Getting Data In

Indexes Config: Relationship of maxTotalDataSizeMB to home and cold

Contributor

What is the industry practice for setting the home and cold sizes? If home + cold = maxTotalDataSizeMB, should we

a.)
home - 50%
cold - 50%

b.)
home - 30%
cold - 70%

c.)
home - 10%
cold - 90%

d.) others

Hoping to get enlightenment from the crowd. Thanks a lot!

0 Karma

Contributor

This is a very helpful tool: https://splunk-sizing.appspot.com/

0 Karma

SplunkTrust
SplunkTrust

Hi @morethanyell

If you have a look here : https://docs.splunk.com/Documentation/Splunk/7.2.4/Indexer/HowSplunkstoresindexes#Bucket_names

You will notice that warm and cold buckets are both the same. The only difference is where they are stored. This allows you to create storage tiering with different disk performance based on how old data is. This means you can have fast disks (possibly SSD) -> fast search results for warm data in the home path and slower disks -> slower search results for older data in the cold path.

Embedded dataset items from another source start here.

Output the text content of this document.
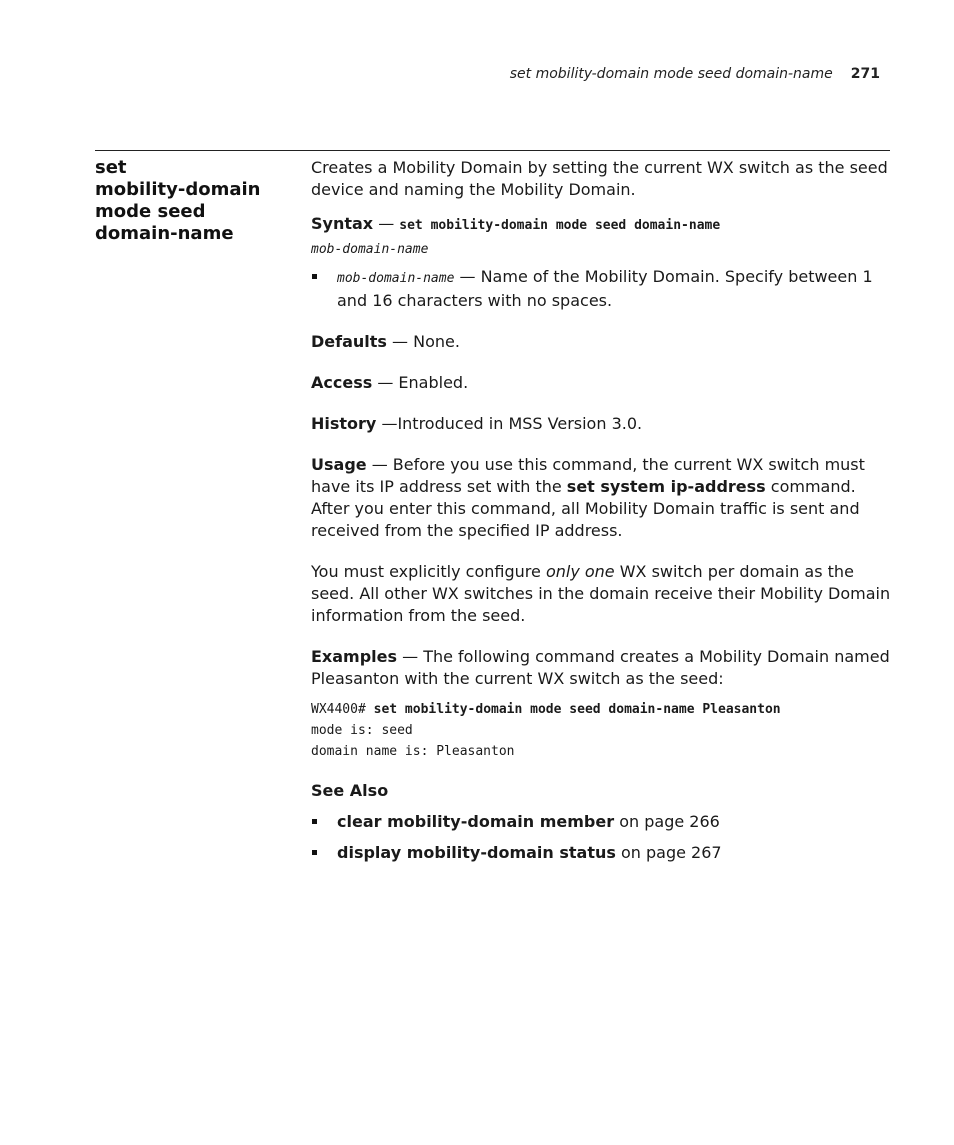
set mobility-domain mode seed domain-name 271
set
mobility-domain
mode seed
domain-name

Creates a Mobility Domain by setting the current WX switch as the seed device and naming the Mobility Domain.

Syntax — set mobility-domain mode seed domain-name

mob-domain-name

mob-domain-name — Name of the Mobility Domain. Specify between 1 and 16 characters with no spaces.

Defaults — None.

Access — Enabled.

History —Introduced in MSS Version 3.0.

Usage — Before you use this command, the current WX switch must have its IP address set with the set system ip-address command. After you enter this command, all Mobility Domain traffic is sent and received from the specified IP address.

You must explicitly configure only one WX switch per domain as the seed. All other WX switches in the domain receive their Mobility Domain information from the seed.

Examples — The following command creates a Mobility Domain named Pleasanton with the current WX switch as the seed:

WX4400# set mobility-domain mode seed domain-name Pleasanton
mode is: seed
domain name is: Pleasanton

See Also

clear mobility-domain member on page 266
display mobility-domain status on page 267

Most users typically run searches over the last week, machine data older than that are rarely used for real time analytics. It's therefore recommended to keep at least a weeks data in home storage and the rest can go to cold storage. If you think your users will be expecting more than one week of "fast data" then adapt your home storage accordingly.

Let me know if you need more details.

Cheers,
David

Champion

Use it when there is a restriction on the hard disk, and you want to set the data to be searched quickly to the fast disk, and to set the data to not search much to the network drive. I do not have to worry if it is on the same disc. auto, auto_high_volume is good.

It is a reference link.
http://wiki.splunk.com/Community:UnderstandingBuckets

Contributor

Thank you. So, basically, there's no industry standard.

0 Karma